The International Hockey Federation (FIH) on Sunday handed a one-game ban to two Pakistan players and reprimanded another for their obscene behaviour after winning the Champions Trophy semi-final against India.
The ban means that the two suspended players - Muhammad Tousiq and Ali Amjad - will not be able to take any part in the final against Germany later in the day, while the third player - Shafqat Rasool - was let off with a warning.
A statement from the FIH said evidence of the breach was found through photos on social media which showed the Pakistani players making rude gestures towards the crowd and the media immediately after winning the match on Saturday night.
The suspensions came hours after Hockey India (HI) took strong exception to FIH's "weak" censure to Pakistani players for their behaviour and even threatened to not host any event sanctioned by the world body until strong punishment is handed out to the offenders.
Initially, no action had been taken by the FIH after their coach Shahnaz Sheikh offered an apology.
"It was a shameless and condemnable incident but the FIH took a very weak and feeble decision. It is not acceptable to us. We have made it clear to FIH that such sort of behaviour from sportspersons is not acceptable to Indians," HI president Narinder Batra had told PTI from New Delhi.
"So we have decided not to host any FIH tournaments in India after the Women's World League Round 3 scheduled in March, which includes the 2018 Men's World Cup, if they don't take any strong action against Pakistan," he said.

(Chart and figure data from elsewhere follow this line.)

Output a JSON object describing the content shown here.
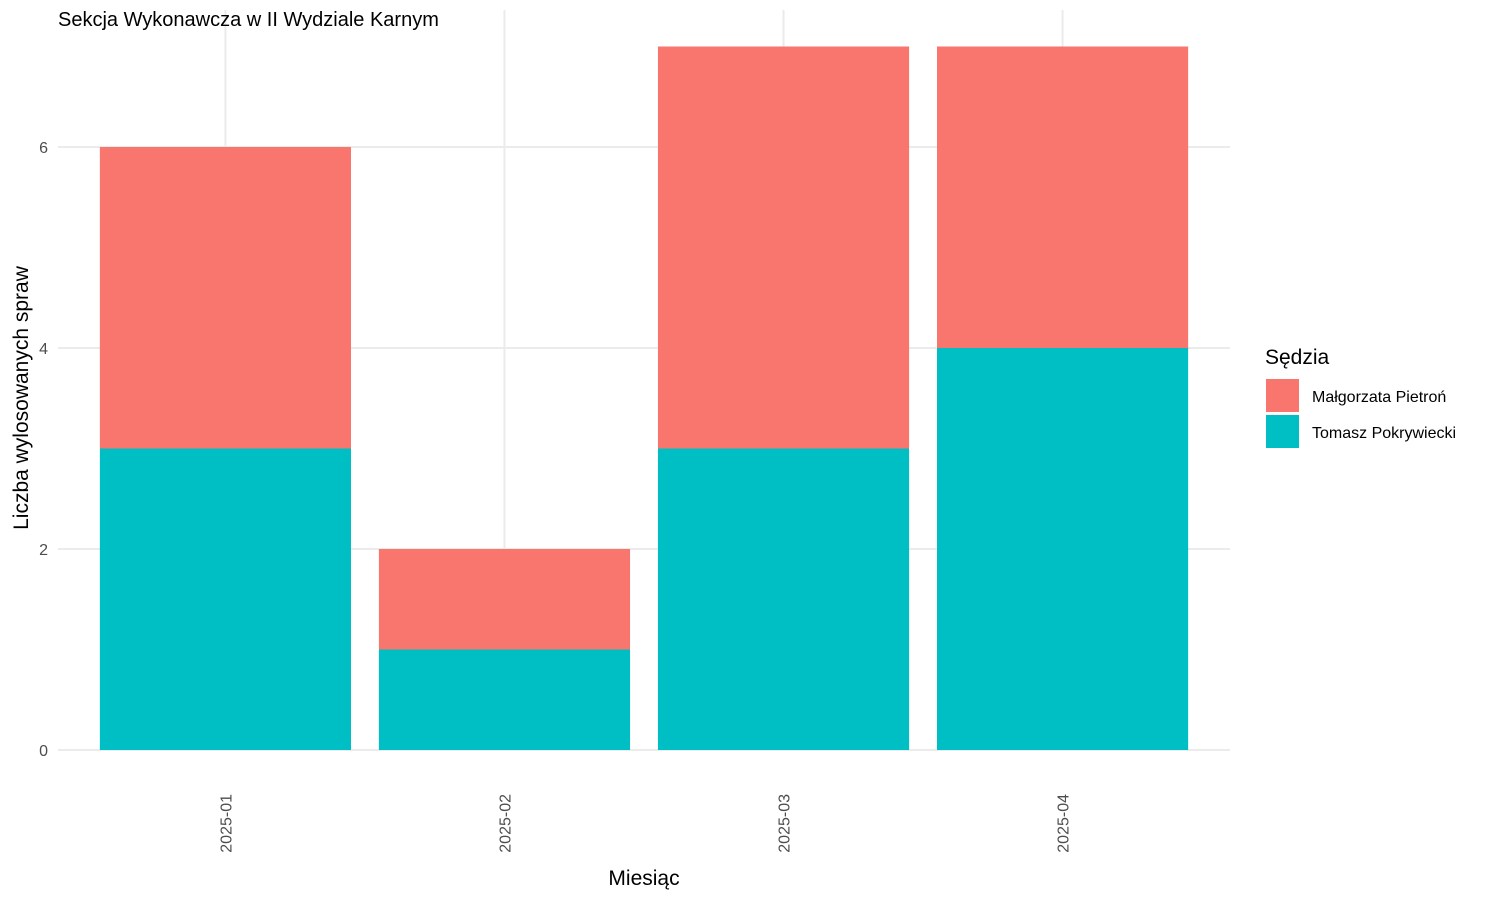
{
  "chart_data": {
    "type": "bar",
    "stacked": true,
    "title": "Sekcja Wykonawcza w II Wydziale Karnym",
    "xlabel": "Miesiąc",
    "ylabel": "Liczba wylosowanych spraw",
    "categories": [
      "2025-01",
      "2025-02",
      "2025-03",
      "2025-04"
    ],
    "series": [
      {
        "name": "Tomasz Pokrywiecki",
        "values": [
          3,
          1,
          3,
          4
        ],
        "color": "#00BFC4"
      },
      {
        "name": "Małgorzata Pietroń",
        "values": [
          3,
          1,
          4,
          3
        ],
        "color": "#F8766D"
      }
    ],
    "ylim": [
      0,
      7
    ],
    "yticks": [
      0,
      2,
      4,
      6
    ],
    "grid": true,
    "legend": {
      "title": "Sędzia",
      "placement": "right",
      "order": [
        "Małgorzata Pietroń",
        "Tomasz Pokrywiecki"
      ]
    }
  }
}
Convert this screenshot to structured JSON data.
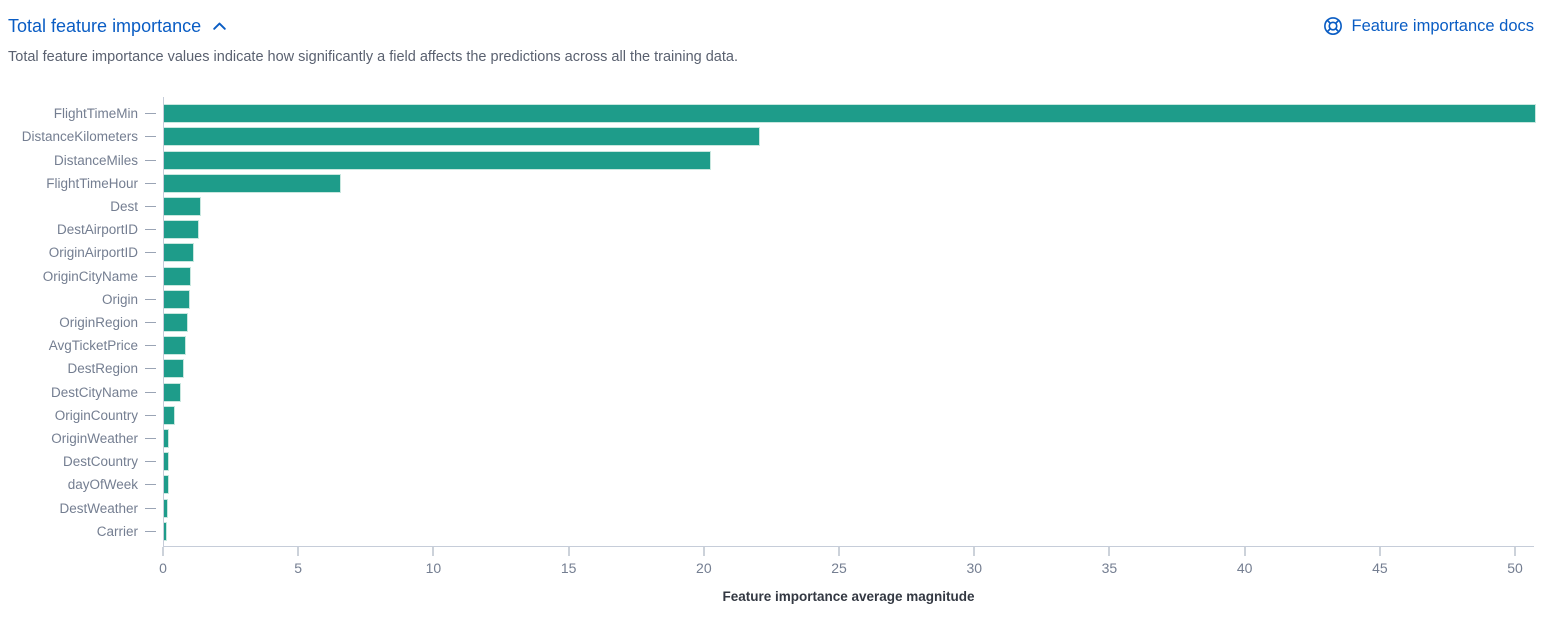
{
  "header": {
    "title": "Total feature importance",
    "collapse_icon": "chevron-up-icon",
    "docs_link_label": "Feature importance docs",
    "docs_link_icon": "help-lifebuoy-icon"
  },
  "description": "Total feature importance values indicate how significantly a field affects the predictions across all the training data.",
  "colors": {
    "bar": "#1e9c8a",
    "link": "#0a5dc4",
    "axis_line": "#c6cdd9",
    "tick_mark": "#9aa4b5",
    "tick_text": "#747e91",
    "axis_title_text": "#333842"
  },
  "chart_data": {
    "type": "bar",
    "orientation": "horizontal",
    "title": "Total feature importance",
    "xlabel": "Feature importance average magnitude",
    "ylabel": "",
    "categories": [
      "FlightTimeMin",
      "DistanceKilometers",
      "DistanceMiles",
      "FlightTimeHour",
      "Dest",
      "DestAirportID",
      "OriginAirportID",
      "OriginCityName",
      "Origin",
      "OriginRegion",
      "AvgTicketPrice",
      "DestRegion",
      "DestCityName",
      "OriginCountry",
      "OriginWeather",
      "DestCountry",
      "dayOfWeek",
      "DestWeather",
      "Carrier"
    ],
    "values": [
      50.7,
      22.0,
      20.2,
      6.5,
      1.33,
      1.27,
      1.07,
      0.96,
      0.93,
      0.85,
      0.79,
      0.7,
      0.6,
      0.38,
      0.16,
      0.15,
      0.13,
      0.12,
      0.08
    ],
    "x_ticks": [
      0,
      5,
      10,
      15,
      20,
      25,
      30,
      35,
      40,
      45,
      50
    ],
    "xlim": [
      0,
      50.7
    ],
    "grid": false,
    "legend": false,
    "bar_color": "#1e9c8a"
  }
}
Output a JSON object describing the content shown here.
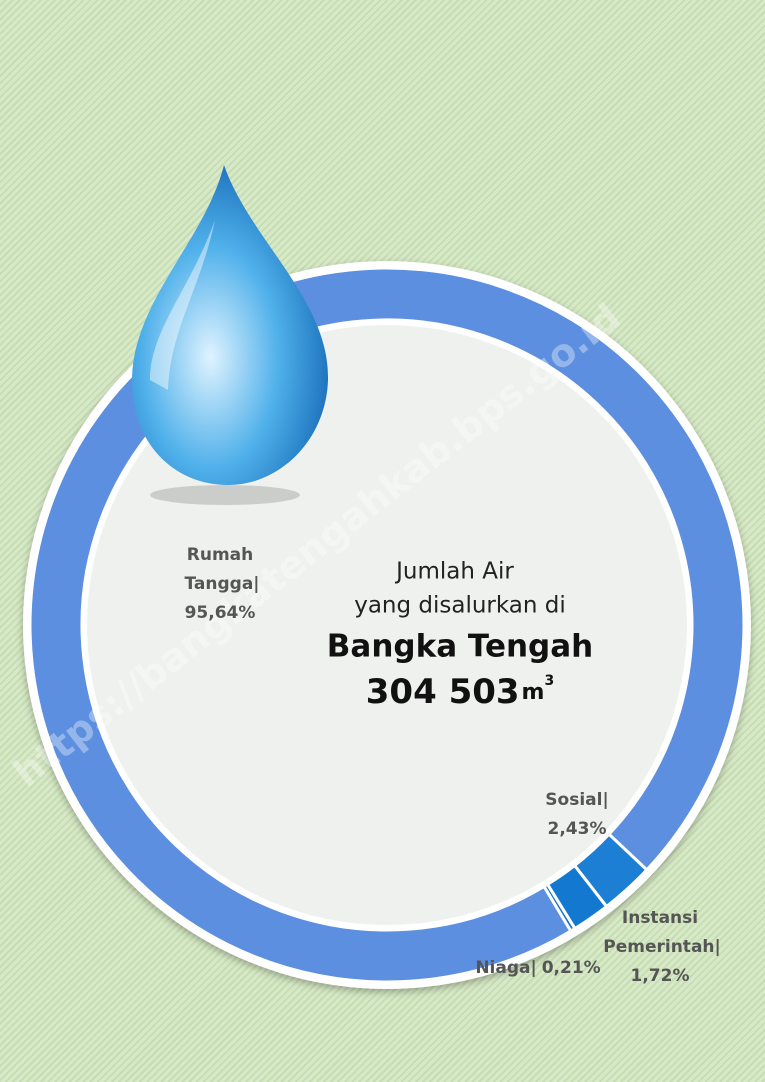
{
  "chart_data": {
    "type": "donut",
    "title_lines": [
      "Jumlah Air",
      "yang disalurkan di"
    ],
    "region": "Bangka Tengah",
    "total": {
      "value": 304503,
      "label": "304 503"
    },
    "unit": "m",
    "unit_exponent": "3",
    "watermark": "https://bangkatengahkab.bps.go.id",
    "categories": [
      "Rumah Tangga|",
      "Sosial|",
      "Instansi Pemerintah|",
      "Niaga|"
    ],
    "values": [
      95.64,
      2.43,
      1.72,
      0.21
    ],
    "value_labels": [
      "95,64%",
      "2,43%",
      "1,72%",
      "0,21%"
    ],
    "colors": [
      "#5d8fe0",
      "#1c7fd3",
      "#1378cf",
      "#0f74cc"
    ]
  }
}
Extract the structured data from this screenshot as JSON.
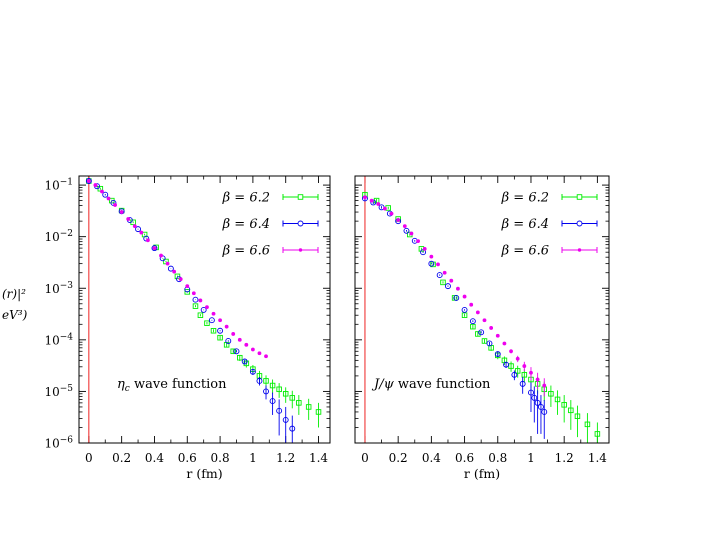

Soon after their 4-3 win, Pakistani players went into a frenzy and started celebrating their victory in a wild fashion. They removed their shirts, used foul language and made obscene gestures towards the crowd and media, prompting their coach Shahnaz to come into action and take away his players.
Tournament director Wiert Doyer, who was asked to carry out an inquiry into the matter, then spoke to the Pakistani camp and said FIH has accepted their apology. But Batra said a mere apology was not enough.
"If FIH rules and regulations permit such uncivilised behaviour then they should hold their tournaments in any other country not India because Indian culture and values don't permit such acts," the HI chief said.
A Pakistan hockey player gestures to spectators as he and his teammates celebrate their victory over India during the Hockey Champions Trophy 2014 semi-final. Source: Twitter
Pakistan hockey player Shakeep Butt Ammad gestures to spectators to keep quiet as he and teammates celebrate their victory over India during their Hockey Champions Trophy 2014 semi-final. AFP PHOTO
Pakistan hockey captain Imran Muhammad (L) and teammates take their jerseys off as they celebrate their victory over India with teammates during their Hockey Champions Trophy 2014 semi-final match. AFP PHOTO
India and Pakistan were scheduled to resume their bilateral hockey series at a neutral venue in Dhaka soon, but Batra said India will not play any bilateral series with Pakistan after this incident.
"We have decided not to play any bilateral or trilateral series against Pakistan until and unless the Pakistan Hockey Federation gives an unconditional apology for this incident in writing," he said.
The FIH also has to share the blame for the fiasco as they conducted a hurried investigation into the incident and came out with their views within hours.
"The celebration of the Pakistani team contained some behaviour that warranted further investigation by me as tournament director. As a result, I have spoken to the head coach of the Pakistan team, Mr Shahnaz Sheikh, and told him that the behaviour of Pakistan players went beyond what is acceptable to standards of the FIH," tournament director Doyer, who was in charge of the investigation, said in a statement on Saturday night.
"The behaviour in question concerned many members of the Pakistan team. It is difficult to find any particular miscreant, and it is possible that the behaviour of the players may have been a reaction. Shahnaz Sheikh has apologised and assured me that this behaviour will not occur again. Given these matters, I've decided that no further action is warranted," he added.